Consider laptops rather than desktop computers (they use 90 percent less power); review your lighting options and consider either switching to LED lighting or introducing natural light to cut down on electricity consumption; make sure your lights are switched off overnight. Implementing energy efficient office practices is an effective method of cost control.

4. Renegotiate your contracts annually

Longer contract terms are easier to manage for you, but tend to financially benefit the supplier you’re working with.

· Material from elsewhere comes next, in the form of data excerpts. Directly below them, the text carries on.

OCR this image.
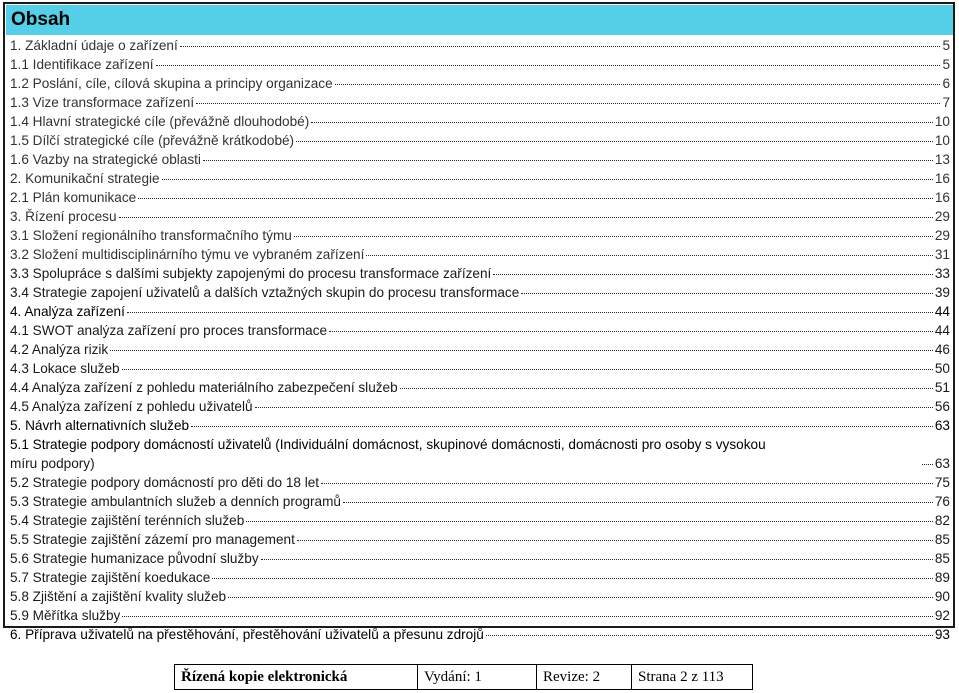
Obsah
1. Základní údaje o zařízení	5
1.1 Identifikace zařízení	5
1.2 Poslání, cíle, cílová skupina a principy organizace	6
1.3 Vize transformace zařízení	7
1.4 Hlavní strategické cíle (převážně dlouhodobé)	10
1.5 Dílčí strategické cíle (převážně krátkodobé)	10
1.6 Vazby na strategické oblasti	13
2. Komunikační strategie	16
2.1 Plán komunikace	16
3. Řízení procesu	29
3.1 Složení regionálního transformačního týmu	29
3.2 Složení multidisciplinárního týmu ve vybraném zařízení	31
3.3 Spolupráce s dalšími subjekty zapojenými do procesu transformace zařízení	33
3.4 Strategie zapojení uživatelů a dalších vztažných skupin do procesu transformace	39
4. Analýza zařízení	44
4.1 SWOT analýza zařízení pro proces transformace	44
4.2 Analýza rizik	46
4.3 Lokace služeb	50
4.4 Analýza zařízení z pohledu materiálního zabezpečení služeb	51
4.5 Analýza zařízení z pohledu uživatelů	56
5. Návrh alternativních služeb	63
5.1 Strategie podpory domácností uživatelů (Individuální domácnost, skupinové domácnosti, domácnosti pro osoby s vysokou
míru podpory)	63
5.2 Strategie podpory domácností pro děti do 18 let	75
5.3 Strategie ambulantních služeb a denních programů	76
5.4 Strategie zajištění terénních služeb	82
5.5 Strategie zajištění zázemí pro management	85
5.6 Strategie humanizace původní služby	85
5.7 Strategie zajištění koedukace	89
5.8 Zjištění a zajištění kvality služeb	90
5.9 Měřítka služby	92
6. Příprava uživatelů na přestěhování, přestěhování uživatelů a přesunu zdrojů	93
Řízená kopie elektronická	Vydání: 1	Revize: 2	Strana 2 z 113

If you want to keep your supplier costs under control it’s wise to bite the bullet and keep all contract terms to 12 months.

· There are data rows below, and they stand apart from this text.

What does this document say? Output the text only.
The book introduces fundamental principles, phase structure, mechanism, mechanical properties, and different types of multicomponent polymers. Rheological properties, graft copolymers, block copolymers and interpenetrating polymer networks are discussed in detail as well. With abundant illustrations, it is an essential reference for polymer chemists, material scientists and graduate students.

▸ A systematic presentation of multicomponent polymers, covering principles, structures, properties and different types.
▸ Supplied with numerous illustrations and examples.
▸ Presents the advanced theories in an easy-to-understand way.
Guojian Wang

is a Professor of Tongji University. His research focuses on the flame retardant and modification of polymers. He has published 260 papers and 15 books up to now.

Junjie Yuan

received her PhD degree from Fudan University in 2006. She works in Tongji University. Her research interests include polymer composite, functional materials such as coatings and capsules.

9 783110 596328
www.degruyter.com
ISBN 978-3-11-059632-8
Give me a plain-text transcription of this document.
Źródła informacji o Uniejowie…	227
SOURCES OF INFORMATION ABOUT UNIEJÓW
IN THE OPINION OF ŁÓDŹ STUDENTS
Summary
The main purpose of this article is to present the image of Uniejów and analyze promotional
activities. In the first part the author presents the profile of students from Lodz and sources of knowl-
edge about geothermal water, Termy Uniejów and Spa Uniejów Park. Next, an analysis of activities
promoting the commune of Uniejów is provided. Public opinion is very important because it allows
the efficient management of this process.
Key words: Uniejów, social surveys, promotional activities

This will mean you have to deal with the paperwork when it’s time to renegotiate, but it should also mean that you have the power to keep your costs in check and even potentially reduce them annually.

5. Manage your stock levels efficiently

If you deal in stock or raw materials, it’s important to be efficient in forecasting your requirements. It’s certainly easier to have the products that you need on the shelf in your warehouse, waiting for you to use them. But the reality is that your business will incur the cost of the product and the cost of storage. And at the same time the product will not be generating any revenue for your business.

Stock can easily become a black hole that swallows all the available capital of your business. Think lean with your stock ordering and only order what you need for production. Understand your lead times and minimise the time that stock sits on your shelves.

Close scrutiny of your supplier options may yield efficiencies of cost that are masked by upfront price differences. For example, it’s easy to choose the cheaper sales price, but if there is a considerably greater lead time your overall product costs could end up higher once you factor in warehousing and storage costs.

6. Stay in tune with your customer’s needs

Your customers need to be happy, and are a good sounding board for cost control practices. It’s important that any changes that you make to your cost structure do not have a negative impact on your customer.

You can protect the customer’s position by being clear where product adds value, and where it doesn’t. If your customers don’t see value in product features or benefits, you can consider removing them and saving costs. Alternatively you could reinvest the money into features and benefits they do value. Either way, you’ll be getting much better value from your money.

Being aware of your current costs is an important first step in taking control of them. Once you know where your business is spending money, you can decide where it adds value and where it does not. Keeping control of the costs that exist is a matter of making sure they don’t grow. Reducing costs requires you to ask whether they are delivering results for your business, and taking action if they don’t.